Larger trials with long-term follow-up will be needed to validate these approaches to augment surgical outcomes and to document the safety, durability and clinical significance of observed effects on structural parameters. Mechanistically, whether injected MSCs actually incorporate into diseased joint structures, such as cartilage, ligaments and menisci, to regenerate healthy functioning tissue remains to be widely demonstrated.
Other approaches to harness stem cell technology for OA treatment may exist.

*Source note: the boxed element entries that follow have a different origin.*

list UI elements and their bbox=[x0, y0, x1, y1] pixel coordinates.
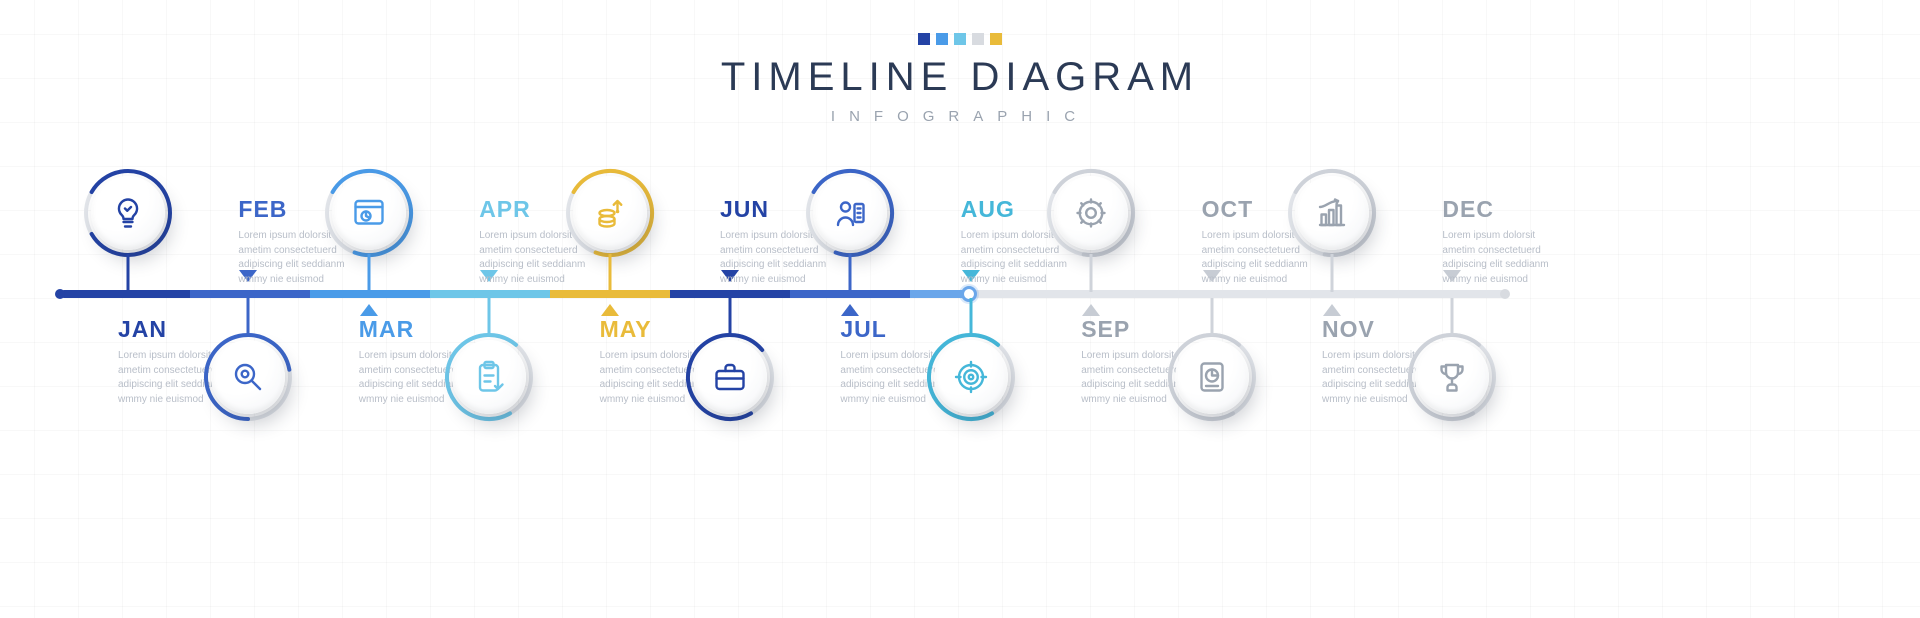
axis-start-dot bbox=[55, 289, 65, 299]
node-disc bbox=[813, 176, 887, 250]
timeline-node-jul bbox=[805, 168, 895, 258]
timeline-node-jan bbox=[83, 168, 173, 258]
node-disc bbox=[452, 340, 526, 414]
accent-square bbox=[990, 33, 1002, 45]
timeline-arrow-oct bbox=[1323, 304, 1341, 316]
timeline-node-may bbox=[565, 168, 655, 258]
coins-icon bbox=[592, 195, 628, 231]
timeline-node-jun bbox=[685, 332, 775, 422]
month-block-dec: DEC Lorem ipsum dolorsitametim consectetu… bbox=[1442, 196, 1577, 287]
node-disc bbox=[1175, 340, 1249, 414]
accent-square bbox=[954, 33, 966, 45]
node-stem bbox=[729, 298, 732, 336]
timeline-arrow-jun bbox=[841, 304, 859, 316]
axis-end-dot bbox=[1500, 289, 1510, 299]
trophy-icon bbox=[1434, 359, 1470, 395]
gear-icon bbox=[1073, 195, 1109, 231]
node-stem bbox=[849, 254, 852, 292]
timeline-node-aug bbox=[926, 332, 1016, 422]
timeline-arrow-feb bbox=[360, 304, 378, 316]
node-stem bbox=[247, 298, 250, 336]
target-icon bbox=[953, 359, 989, 395]
node-stem bbox=[1090, 254, 1093, 292]
accent-square bbox=[972, 33, 984, 45]
timeline-node-oct bbox=[1167, 332, 1257, 422]
clipboard-icon bbox=[471, 359, 507, 395]
browser-icon bbox=[351, 195, 387, 231]
timeline-arrow-apr bbox=[601, 304, 619, 316]
timeline-node-sep bbox=[1046, 168, 1136, 258]
node-stem bbox=[1210, 298, 1213, 336]
node-stem bbox=[969, 298, 972, 336]
node-disc bbox=[573, 176, 647, 250]
timeline-arrow-aug bbox=[1082, 304, 1100, 316]
header: TIMELINE DIAGRAM INFOGRAPHIC bbox=[0, 32, 1920, 125]
pie-doc-icon bbox=[1194, 359, 1230, 395]
header-accent-squares bbox=[918, 33, 1002, 45]
timeline-node-apr bbox=[444, 332, 534, 422]
axis-segment bbox=[430, 290, 550, 298]
axis-segment bbox=[190, 290, 310, 298]
timeline-node-nov bbox=[1287, 168, 1377, 258]
axis-segment bbox=[969, 290, 1505, 298]
node-disc bbox=[1295, 176, 1369, 250]
bulb-icon bbox=[110, 195, 146, 231]
timeline-node-dec bbox=[1407, 332, 1497, 422]
page-title: TIMELINE DIAGRAM bbox=[0, 55, 1920, 100]
timeline-axis bbox=[60, 290, 1505, 298]
node-stem bbox=[488, 298, 491, 336]
node-stem bbox=[1451, 298, 1454, 336]
node-stem bbox=[127, 254, 130, 292]
briefcase-icon bbox=[712, 359, 748, 395]
accent-square bbox=[918, 33, 930, 45]
accent-square bbox=[936, 33, 948, 45]
node-disc bbox=[934, 340, 1008, 414]
timeline-node-mar bbox=[324, 168, 414, 258]
node-disc bbox=[91, 176, 165, 250]
month-description: Lorem ipsum dolorsitametim consectetuerd… bbox=[1442, 229, 1577, 287]
node-stem bbox=[1331, 254, 1334, 292]
person-icon bbox=[832, 195, 868, 231]
node-stem bbox=[608, 254, 611, 292]
node-disc bbox=[211, 340, 285, 414]
month-label: DEC bbox=[1442, 196, 1577, 223]
axis-segment bbox=[670, 290, 790, 298]
node-disc bbox=[693, 340, 767, 414]
node-stem bbox=[367, 254, 370, 292]
timeline-node-feb bbox=[203, 332, 293, 422]
node-disc bbox=[332, 176, 406, 250]
page-subtitle: INFOGRAPHIC bbox=[0, 108, 1920, 125]
node-disc bbox=[1054, 176, 1128, 250]
bar-growth-icon bbox=[1314, 195, 1350, 231]
search-icon bbox=[230, 359, 266, 395]
axis-segment bbox=[60, 290, 190, 298]
node-disc bbox=[1415, 340, 1489, 414]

For example, although the vast majority of studies to date have focused on the use of bone marrow-derived MSCs, other sources of stem cells with chondrogenic potential have been identified. These sources include induced pluripotent stem (iPS) cells and endogenous cartilage-derived stem/progenitor cells (CSPCs).30,31
Autologous iPS cells can be generated in vast quantities from tissue isolated via minimally invasive procedures, such as a skin biopsy. Thus, from one iPS preparation, an individual patient could build a therapeutic bank of cells for current and future arthritic conditions.
CSPCs are a recently appreciated population that resides within cartilage and may contribute to tissue homeostasis. Whether the power of these cells could be harvested for OA is unknown, but given their proximity to the diseased tissue, they represent an interesting target.
Lastly, it may be possible to augment MSC activity in situ within an OA joint with small molecules or biologics to bypass the cell isolation, expansion and delivery steps. In a 2012 Science paper, Johnson et al identified a small molecule called kartogenin, which promotes chondrocyte differentiation from MSCs.32 When injected into mouse knees after destabilization surgery, kartogenin reduced the histologic manifestations of OA and decreased joint pain. A subsequent publication incorporated kartogenin into sustained-release nanoparticles and showed similar efficacy in a rat OA model.33 Additional work will be needed to determine the optimal methodology to leverage stem technology for the treatment of OA.
Concluding Remarks
OA continues to be a challenging disease for rheumatologists and their patients. The direct impact of OA on a patient’s quality of life remains a significant problem, and reduced physical activity may increase the risk of conditions exacerbated by a sedentary lifestyle, such as cardiovascular disease.34,35
Without medical treatments to simultaneously mitigate their symptoms and prevent disease progression, OA patients often conclude, “Well, I guess there is nothing that can be done … until I’m ready for a new joint.” Although this is not entirely true, and many therapies, including pain modulators, physical therapy and injections, reduce suffering, transformative changes to the therapeutic landscape for OA patients have yet to be realized.
Our understanding of the pathogenesis of OA has increased over the past decade, and as we appreciate how OA affects the entire joint organ, we can begin to drill down on targets and pathways that may slow down or reverse the disease. Whether the promise of catabolic enzyme inhibitors, biolubricants or stem cell technologies will ever be realized in OA patients remains uncertain. However, I can tell my OA patients with confidence, “We’re still working on it.”
Antonios Aliprantis, MD, PhD, is director of the Brigham and Women’s Osteoarthritis Center, associate immunologist at Brigham and Women’s Hospital and assistant professor for Harvard Medical School, Boston.